Blake used this (timeless idea) in one of his earliest works, Thel; in Plate 6:
"The eternal gates terrific porter lifted up the northern bar". (Erdman, page 6)
He used the Northern (down to earth) and Southern Gates more pointedly in The Arlington Tempera. Look closely and you may see Thel at the bottom of the northern stairs with her pail still full; she's seen more than she wants to and she's purposefully going back against the stream of the nymphs heading for mortality.
The Angel is pointing the traveler back up the Southern Gate; he has tasted mortality fully and is ready to go home.
Nevertheless with the Enlightenment this sort of idea had fallen into obscurity in most of the materialistic and rational minds of England. Bacon, Newton, and Locke were the primary exponents of rationalism in Blake's day. This meant in reality that no one was interested in the kind of poetry and philosophy that interested Blake.
From the Beyond (Eternity) the world was created; man was created; time and space were created; birth and death were created; good and evil are creatures, figments of a frail and created mind.. In the world: in man, time and space we perceive duality, or a multiplicity. In Eternity we imagine Unity.
The ultimate duality is between Eternity and the World, between God and man, but this is a sometime thing-- until the end of time. As a creature the world will end; you, too, will end, as a creature.
But the vision of the mystic suggests that you are more than a creature. The writer of Genesis had such an inkling when he described man as made of the dust of the earth, but in the image of God. The Quakers believe there is 'that of God' in everyone.

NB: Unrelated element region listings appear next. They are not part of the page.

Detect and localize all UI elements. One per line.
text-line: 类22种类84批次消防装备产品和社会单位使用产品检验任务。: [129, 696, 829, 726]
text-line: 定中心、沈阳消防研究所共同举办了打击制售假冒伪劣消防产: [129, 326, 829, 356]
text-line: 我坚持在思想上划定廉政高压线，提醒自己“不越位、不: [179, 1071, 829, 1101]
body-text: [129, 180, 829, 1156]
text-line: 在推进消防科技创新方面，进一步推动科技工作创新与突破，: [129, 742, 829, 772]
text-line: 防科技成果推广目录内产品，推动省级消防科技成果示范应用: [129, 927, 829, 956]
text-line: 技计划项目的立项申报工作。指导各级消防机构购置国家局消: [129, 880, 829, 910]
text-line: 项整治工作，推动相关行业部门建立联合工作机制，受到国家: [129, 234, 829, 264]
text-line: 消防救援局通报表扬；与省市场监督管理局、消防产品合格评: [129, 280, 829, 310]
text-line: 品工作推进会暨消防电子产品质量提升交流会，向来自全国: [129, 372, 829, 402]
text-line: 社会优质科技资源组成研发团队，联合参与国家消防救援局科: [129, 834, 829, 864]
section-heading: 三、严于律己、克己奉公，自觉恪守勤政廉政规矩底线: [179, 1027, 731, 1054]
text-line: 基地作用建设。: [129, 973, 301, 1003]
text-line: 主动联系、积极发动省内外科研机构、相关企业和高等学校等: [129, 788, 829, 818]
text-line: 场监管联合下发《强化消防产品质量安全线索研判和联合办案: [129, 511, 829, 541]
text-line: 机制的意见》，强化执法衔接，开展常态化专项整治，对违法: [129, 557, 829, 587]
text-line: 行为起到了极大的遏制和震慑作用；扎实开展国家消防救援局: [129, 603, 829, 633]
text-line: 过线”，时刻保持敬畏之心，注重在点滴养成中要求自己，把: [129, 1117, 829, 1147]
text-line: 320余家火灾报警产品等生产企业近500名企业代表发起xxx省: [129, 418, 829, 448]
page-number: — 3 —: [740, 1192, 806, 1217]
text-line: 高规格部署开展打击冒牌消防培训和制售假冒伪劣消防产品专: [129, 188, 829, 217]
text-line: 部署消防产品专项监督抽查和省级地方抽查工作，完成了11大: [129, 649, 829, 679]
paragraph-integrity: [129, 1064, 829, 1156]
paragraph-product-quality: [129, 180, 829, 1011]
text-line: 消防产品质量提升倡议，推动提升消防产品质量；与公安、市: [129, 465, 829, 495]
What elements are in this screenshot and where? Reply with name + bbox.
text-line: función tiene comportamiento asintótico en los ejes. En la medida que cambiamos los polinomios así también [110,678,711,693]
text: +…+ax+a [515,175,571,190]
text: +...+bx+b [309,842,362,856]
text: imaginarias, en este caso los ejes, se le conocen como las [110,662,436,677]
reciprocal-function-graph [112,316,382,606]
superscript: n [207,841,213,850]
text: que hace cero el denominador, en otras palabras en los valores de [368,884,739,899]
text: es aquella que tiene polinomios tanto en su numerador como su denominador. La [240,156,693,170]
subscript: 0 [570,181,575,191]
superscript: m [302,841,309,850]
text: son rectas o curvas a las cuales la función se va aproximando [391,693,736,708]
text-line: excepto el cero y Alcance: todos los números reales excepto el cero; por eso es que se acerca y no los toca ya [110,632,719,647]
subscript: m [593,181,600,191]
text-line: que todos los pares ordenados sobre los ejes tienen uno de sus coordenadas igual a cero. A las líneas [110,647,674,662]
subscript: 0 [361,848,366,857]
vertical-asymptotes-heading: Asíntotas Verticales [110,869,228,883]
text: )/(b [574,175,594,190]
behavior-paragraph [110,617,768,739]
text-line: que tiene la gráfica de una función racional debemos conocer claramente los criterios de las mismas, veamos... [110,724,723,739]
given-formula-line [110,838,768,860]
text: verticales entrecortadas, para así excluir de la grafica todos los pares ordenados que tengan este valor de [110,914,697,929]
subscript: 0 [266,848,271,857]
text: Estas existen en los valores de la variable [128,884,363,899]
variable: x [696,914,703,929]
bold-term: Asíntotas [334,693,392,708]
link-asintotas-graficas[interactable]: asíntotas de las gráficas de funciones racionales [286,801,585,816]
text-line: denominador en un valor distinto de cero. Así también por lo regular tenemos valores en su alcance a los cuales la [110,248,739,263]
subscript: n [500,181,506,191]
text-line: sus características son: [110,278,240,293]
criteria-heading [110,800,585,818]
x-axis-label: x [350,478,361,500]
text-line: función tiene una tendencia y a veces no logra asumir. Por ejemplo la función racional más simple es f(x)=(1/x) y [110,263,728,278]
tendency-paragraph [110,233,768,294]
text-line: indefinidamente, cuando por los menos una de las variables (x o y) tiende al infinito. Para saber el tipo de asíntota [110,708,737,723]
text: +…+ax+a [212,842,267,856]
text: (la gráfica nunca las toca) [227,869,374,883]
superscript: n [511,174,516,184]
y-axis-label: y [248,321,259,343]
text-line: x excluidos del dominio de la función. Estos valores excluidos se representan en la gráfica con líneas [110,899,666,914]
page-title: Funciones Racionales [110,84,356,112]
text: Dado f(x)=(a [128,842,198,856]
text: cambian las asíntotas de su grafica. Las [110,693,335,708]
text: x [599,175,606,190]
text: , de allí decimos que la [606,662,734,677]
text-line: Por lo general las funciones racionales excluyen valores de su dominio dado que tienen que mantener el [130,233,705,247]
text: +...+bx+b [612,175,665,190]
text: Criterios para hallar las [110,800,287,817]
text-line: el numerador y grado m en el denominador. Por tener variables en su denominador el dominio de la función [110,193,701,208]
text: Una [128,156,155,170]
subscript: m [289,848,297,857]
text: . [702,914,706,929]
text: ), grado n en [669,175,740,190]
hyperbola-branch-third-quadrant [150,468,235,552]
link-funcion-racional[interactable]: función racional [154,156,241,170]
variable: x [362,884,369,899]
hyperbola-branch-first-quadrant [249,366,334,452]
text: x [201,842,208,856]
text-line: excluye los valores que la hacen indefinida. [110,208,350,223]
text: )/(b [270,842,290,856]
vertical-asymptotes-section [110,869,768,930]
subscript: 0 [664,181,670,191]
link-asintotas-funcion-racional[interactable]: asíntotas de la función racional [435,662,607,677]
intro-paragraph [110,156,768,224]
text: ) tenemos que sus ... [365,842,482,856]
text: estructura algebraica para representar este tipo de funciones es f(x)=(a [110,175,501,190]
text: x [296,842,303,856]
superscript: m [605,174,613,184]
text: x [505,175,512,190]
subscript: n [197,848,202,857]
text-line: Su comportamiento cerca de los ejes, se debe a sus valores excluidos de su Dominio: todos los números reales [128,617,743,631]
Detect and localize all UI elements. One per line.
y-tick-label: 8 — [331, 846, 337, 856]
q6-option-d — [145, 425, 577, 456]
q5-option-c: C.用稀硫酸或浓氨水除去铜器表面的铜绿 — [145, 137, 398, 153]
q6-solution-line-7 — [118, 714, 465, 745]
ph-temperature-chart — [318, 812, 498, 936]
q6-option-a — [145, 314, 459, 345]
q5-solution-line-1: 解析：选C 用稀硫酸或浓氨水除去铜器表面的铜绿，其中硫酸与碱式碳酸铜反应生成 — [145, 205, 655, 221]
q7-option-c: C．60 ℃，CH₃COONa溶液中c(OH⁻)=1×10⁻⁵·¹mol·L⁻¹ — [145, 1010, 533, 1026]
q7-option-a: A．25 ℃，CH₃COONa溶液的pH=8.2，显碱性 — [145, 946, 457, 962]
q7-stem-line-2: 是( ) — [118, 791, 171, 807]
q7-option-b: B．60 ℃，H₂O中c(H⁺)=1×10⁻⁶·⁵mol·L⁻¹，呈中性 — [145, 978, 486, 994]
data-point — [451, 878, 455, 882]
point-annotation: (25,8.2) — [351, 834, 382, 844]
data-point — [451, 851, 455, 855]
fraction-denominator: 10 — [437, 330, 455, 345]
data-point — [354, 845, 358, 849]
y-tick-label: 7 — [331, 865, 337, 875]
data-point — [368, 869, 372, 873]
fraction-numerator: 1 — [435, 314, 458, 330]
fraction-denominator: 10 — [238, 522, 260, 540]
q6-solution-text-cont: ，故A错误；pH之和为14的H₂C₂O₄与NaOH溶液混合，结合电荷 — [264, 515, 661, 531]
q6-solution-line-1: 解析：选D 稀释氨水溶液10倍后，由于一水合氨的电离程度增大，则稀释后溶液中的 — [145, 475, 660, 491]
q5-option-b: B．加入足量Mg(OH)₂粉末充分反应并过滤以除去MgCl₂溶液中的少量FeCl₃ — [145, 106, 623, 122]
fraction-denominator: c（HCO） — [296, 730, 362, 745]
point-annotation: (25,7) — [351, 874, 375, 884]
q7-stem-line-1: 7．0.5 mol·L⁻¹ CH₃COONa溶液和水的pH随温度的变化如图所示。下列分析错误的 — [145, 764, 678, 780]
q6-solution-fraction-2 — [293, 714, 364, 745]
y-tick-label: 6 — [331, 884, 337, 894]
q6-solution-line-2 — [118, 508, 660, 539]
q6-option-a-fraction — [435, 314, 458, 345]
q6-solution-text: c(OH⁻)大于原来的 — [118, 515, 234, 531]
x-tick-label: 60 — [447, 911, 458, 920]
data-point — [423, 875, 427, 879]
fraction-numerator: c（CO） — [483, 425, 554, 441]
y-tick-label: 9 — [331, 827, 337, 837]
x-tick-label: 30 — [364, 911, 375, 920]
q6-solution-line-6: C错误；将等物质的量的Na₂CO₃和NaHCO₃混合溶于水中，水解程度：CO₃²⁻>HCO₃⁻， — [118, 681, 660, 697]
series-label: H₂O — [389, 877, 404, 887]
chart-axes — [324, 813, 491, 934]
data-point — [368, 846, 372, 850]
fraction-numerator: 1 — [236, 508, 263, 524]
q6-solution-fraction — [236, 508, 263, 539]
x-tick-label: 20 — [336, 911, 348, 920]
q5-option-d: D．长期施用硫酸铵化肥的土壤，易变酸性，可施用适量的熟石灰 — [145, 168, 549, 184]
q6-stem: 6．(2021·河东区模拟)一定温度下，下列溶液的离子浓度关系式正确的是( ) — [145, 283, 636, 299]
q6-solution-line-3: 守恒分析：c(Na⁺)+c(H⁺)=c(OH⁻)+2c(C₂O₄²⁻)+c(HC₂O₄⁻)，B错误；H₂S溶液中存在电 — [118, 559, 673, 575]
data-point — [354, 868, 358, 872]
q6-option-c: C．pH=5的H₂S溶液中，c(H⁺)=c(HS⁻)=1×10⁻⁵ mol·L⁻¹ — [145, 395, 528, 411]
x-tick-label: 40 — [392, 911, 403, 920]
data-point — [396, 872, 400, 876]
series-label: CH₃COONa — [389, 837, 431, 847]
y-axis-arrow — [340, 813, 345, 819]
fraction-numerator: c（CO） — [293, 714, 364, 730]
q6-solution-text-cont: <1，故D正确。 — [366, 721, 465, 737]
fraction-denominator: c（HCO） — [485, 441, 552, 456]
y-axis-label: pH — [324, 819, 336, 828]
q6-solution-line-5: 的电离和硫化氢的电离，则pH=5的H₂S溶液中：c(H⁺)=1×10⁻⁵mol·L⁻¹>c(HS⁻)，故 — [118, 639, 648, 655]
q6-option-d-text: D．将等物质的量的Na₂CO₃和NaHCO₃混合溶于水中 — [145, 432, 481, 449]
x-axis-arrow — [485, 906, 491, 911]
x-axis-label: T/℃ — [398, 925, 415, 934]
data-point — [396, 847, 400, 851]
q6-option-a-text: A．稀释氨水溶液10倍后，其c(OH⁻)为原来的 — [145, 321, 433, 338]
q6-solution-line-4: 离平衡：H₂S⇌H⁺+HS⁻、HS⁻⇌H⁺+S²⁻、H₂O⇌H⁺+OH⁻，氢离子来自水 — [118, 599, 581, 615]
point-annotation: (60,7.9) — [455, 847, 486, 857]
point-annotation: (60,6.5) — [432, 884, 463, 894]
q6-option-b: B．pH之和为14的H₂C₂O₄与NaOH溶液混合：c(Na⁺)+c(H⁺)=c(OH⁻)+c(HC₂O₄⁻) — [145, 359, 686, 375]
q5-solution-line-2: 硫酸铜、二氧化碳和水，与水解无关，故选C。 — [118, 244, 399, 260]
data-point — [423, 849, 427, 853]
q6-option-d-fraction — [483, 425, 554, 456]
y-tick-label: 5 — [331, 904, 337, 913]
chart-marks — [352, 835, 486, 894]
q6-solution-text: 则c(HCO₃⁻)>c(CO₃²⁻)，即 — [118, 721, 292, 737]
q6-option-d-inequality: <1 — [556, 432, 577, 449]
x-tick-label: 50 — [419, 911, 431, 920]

Eternal Death in Blake's language refers to the soul's descent from Eden (and Beulah) to the nether regions (Ulro) where Eternity is lost and only the created remains. Lost! but not forever; Eternal Death dies, too; Eternity waits for the soul's Awakening, which may be at the moment of mortal death.
Of course there may be some bright souls who awaken before the 'moment of mortal death'.